After testing, the surface of the samples was visually inspected using an MBS-9 microscope at 28x magnification. The corrosion resistance of the impregnated phosphate coatings was very high. No changes in coating and no signs of corrosion were detected. The same corrosion resistance was shown by cadmium coated samples. On the

Zinc-coated and non-impregnated phosphate-coated samples showed numerous areas with poor coating and metal corrosion.

1. The coating of the tool is almost obtained with a non-porous film of moderate thickness with uniform thickness parameters.

2. The corrosion resistance of the coating is high and reaches more than 120 minutes.

Authors№ 4 E.E. Averyanov

S.B.Alexandrov

N.Kh.
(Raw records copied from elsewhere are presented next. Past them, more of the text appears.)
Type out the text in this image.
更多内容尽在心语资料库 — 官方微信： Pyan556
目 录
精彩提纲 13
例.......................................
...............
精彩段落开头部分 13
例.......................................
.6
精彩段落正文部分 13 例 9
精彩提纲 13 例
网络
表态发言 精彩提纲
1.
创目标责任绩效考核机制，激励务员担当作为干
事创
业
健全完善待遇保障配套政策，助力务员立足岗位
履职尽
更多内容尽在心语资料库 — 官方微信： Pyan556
Vagapova

V.M. Matukhnov

Claims (1)

A surgical instrument included in the group of exciting, holding and cutting instruments, containing a handle and a working part with working surfaces in the form of sponges, hooks or blades with anodized or phosphate anticorrosive coating, characterized in that the micropores and capillaries on the surface of the anode or phosphate coating are filled with molten paraffin due to the rarefied space, which is formed by boiling and evaporation of the water contained in them.